The government agencies say it is up to the broadcast stations to attribute the origin of the report, if they want to do so.
This practice is far over the ethical line. Shame on both the government agencies and those TV stations.
The Government Accountability Office -- a congressional investigative unit -- has ruled that such government videos represent "covert propaganda." The GAO declared that agencies may not produce pre-packaged news reports "that conceal or do not clearly identify for the television viewing audience" that they were made by the government.
But the White House rejected that opinion and handed reporters a memorandum from the Justice Department and the Office of Management and Budget directing the federal agencies to ignore the GAO verdict.
The memo contended that the GAO did not distinguish between propaganda and "purely informational" news reports and claimed there was no requirement for a federal agency to label its disguised broadcasts.

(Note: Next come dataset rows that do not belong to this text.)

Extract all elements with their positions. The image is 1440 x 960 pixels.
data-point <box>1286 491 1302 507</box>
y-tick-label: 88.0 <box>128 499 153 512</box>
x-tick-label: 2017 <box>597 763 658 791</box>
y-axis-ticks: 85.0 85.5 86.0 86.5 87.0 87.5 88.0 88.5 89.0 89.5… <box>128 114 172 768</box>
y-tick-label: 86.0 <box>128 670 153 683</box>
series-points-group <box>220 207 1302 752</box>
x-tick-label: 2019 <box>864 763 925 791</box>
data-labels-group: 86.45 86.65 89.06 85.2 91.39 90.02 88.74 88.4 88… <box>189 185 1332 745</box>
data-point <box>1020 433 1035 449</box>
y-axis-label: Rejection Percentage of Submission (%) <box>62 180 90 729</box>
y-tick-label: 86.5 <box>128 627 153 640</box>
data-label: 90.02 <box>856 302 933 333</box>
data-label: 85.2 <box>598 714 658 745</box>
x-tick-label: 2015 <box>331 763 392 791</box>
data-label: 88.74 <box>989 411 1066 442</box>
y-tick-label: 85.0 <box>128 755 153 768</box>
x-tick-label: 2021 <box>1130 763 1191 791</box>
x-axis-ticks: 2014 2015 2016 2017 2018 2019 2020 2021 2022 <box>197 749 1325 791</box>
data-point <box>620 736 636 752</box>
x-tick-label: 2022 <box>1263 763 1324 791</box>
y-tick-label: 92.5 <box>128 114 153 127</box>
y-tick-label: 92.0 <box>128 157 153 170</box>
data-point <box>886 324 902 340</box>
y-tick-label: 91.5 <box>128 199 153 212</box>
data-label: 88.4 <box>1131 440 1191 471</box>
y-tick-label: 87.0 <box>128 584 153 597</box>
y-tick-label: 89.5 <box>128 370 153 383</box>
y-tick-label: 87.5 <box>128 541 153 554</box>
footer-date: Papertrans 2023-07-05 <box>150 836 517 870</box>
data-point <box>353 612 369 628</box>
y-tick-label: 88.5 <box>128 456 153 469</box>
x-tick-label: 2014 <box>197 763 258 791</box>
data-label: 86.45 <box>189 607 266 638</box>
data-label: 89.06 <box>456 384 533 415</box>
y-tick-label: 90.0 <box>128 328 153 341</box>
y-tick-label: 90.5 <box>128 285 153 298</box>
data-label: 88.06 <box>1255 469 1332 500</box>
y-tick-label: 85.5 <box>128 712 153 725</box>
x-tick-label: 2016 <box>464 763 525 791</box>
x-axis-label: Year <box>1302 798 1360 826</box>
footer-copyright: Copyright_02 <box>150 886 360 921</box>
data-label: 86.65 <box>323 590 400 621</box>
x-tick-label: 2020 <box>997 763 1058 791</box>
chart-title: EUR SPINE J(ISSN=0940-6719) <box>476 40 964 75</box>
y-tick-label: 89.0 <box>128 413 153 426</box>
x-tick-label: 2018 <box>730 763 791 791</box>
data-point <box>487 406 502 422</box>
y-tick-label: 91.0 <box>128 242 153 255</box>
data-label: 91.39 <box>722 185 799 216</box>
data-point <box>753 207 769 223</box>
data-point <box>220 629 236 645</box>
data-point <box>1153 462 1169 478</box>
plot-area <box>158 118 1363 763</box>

This is consistent with the administration's other outrageous exercise in propaganda, which took the form of paying a few columnists and broadcasters, such as Armstrong Williams, to promote administration programs.
Williams pushed the Education Department's "No Child Left Behind" program without disclosing that he was on Uncle Sam's payroll.
The president called a halt to paying pundits, saying "there needs to be a nice independent relationship between the White House and the press."
He needs to pay more attention to other administration actions that threaten that independence.